The Book of Esther is read during the festival of Purim, commemorating the rescue of the Jewish people from a genocidal decree written and promulgated by Haman. Instead of the Jews being annihilated, the plan was foiled, and Haman himself was hung on the gallows he originally built for the leader of the Jews. When reading the Megillah, the procedure for reading is somewhat different. It is customary to unroll the entire scroll and fold it over in three sections for the reading, like a letter. The tune for chanting is more joyous, and pauses are made to allow the congregation to drown out the villain's name, Haman. Like the Torah scroll, the Megillah contains no vowels, punctuation or cantillation markings, and the text must be learned beforehand. As with the Torah scroll, blessings are recited before and after the reading, lasting 10–30 minutes. Unlike any other reading during the year from other Scriptures, the baal korei must chant every word from the scroll, and each congregant must hear each word to fulfill the commandment of the Megillah. Also, as with the Torah scroll, the baal keriah reads while standing, although the congregation may sit.

=== Lamentations ===

The Book of Lamentations, known as Eichah from its first word, is read on Tisha B'Av, the anniversary of the destruction of both the First and Second Temples. It is read in a sad tune, with all present, including the baal keriah, sitting on low cushions or chairs on the ground like mourners. No blessings are recited before and after the reading, although supplications are recited. At night, it is customary to read by candlelight. At the beginning of each chapter, the baal keriah raises his voice. The reading of Eichah is not a commandment to the same degree as the Torah, haftara, and megillat Ester, so it is common to chant it from a printed text rather than from a handwritten scroll.
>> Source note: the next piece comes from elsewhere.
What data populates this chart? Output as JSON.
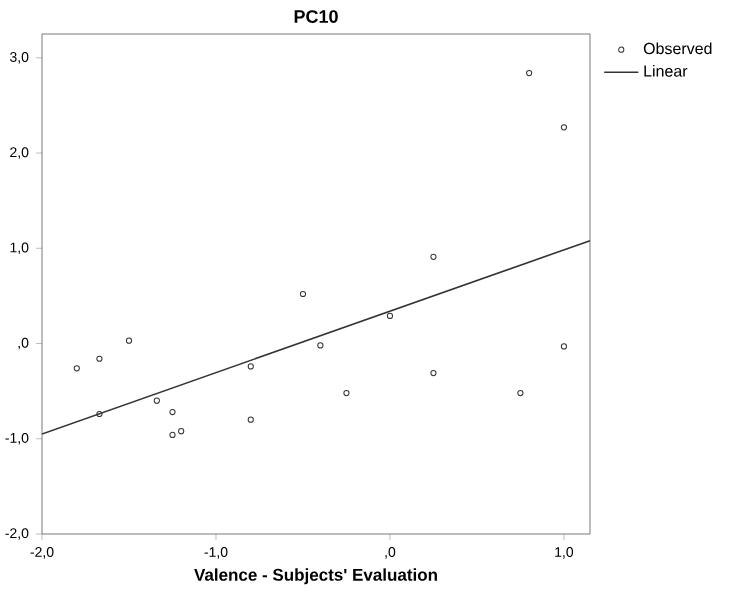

== Assignment of the baal keriah ==

No special ordination is required to be a baal keriah, although one should be bar mitzvah age or older. In some congregations, the rabbi serves as the baal keriah; in others, the cantor or one of the congregants is the baal keriah. If there is no professional baal keriah available, and there is a minyan, one of the other congregants should prepare the reading in advance to allow the Torah to be read with its proper vowels, punctuation and trop.

== Preparation ==

To practice for the Torah reading, a baal keriah will usually use a book called a tikkun. This contains two copies of the text in parallel columns. One column has the text as it appears in the handwritten Torah scroll, without vowels or other markings. The other column contains the vowelized and punctuated text with the cantillation marks. Often, such Tikkunim will have a collection of laws and treatises on Biblical Hebrew grammar relevant to the baal keriah. The Tikkun will also often have other texts, like the Megillah and the Haftarot.

== History ==

Before the 12th century, all olim would read their aliyah, which Yemenite Jews continue to do. As the knowledge to read the scrolls became more scarce, it became common to designate a person who would chant from the scroll throughout the year to avoid embarrassing the olim.

During the Second Temple era, it was also customary to gather all the people at the Temple in Jerusalem every seven years to hear the king read the Torah, a practice known as the hakhel.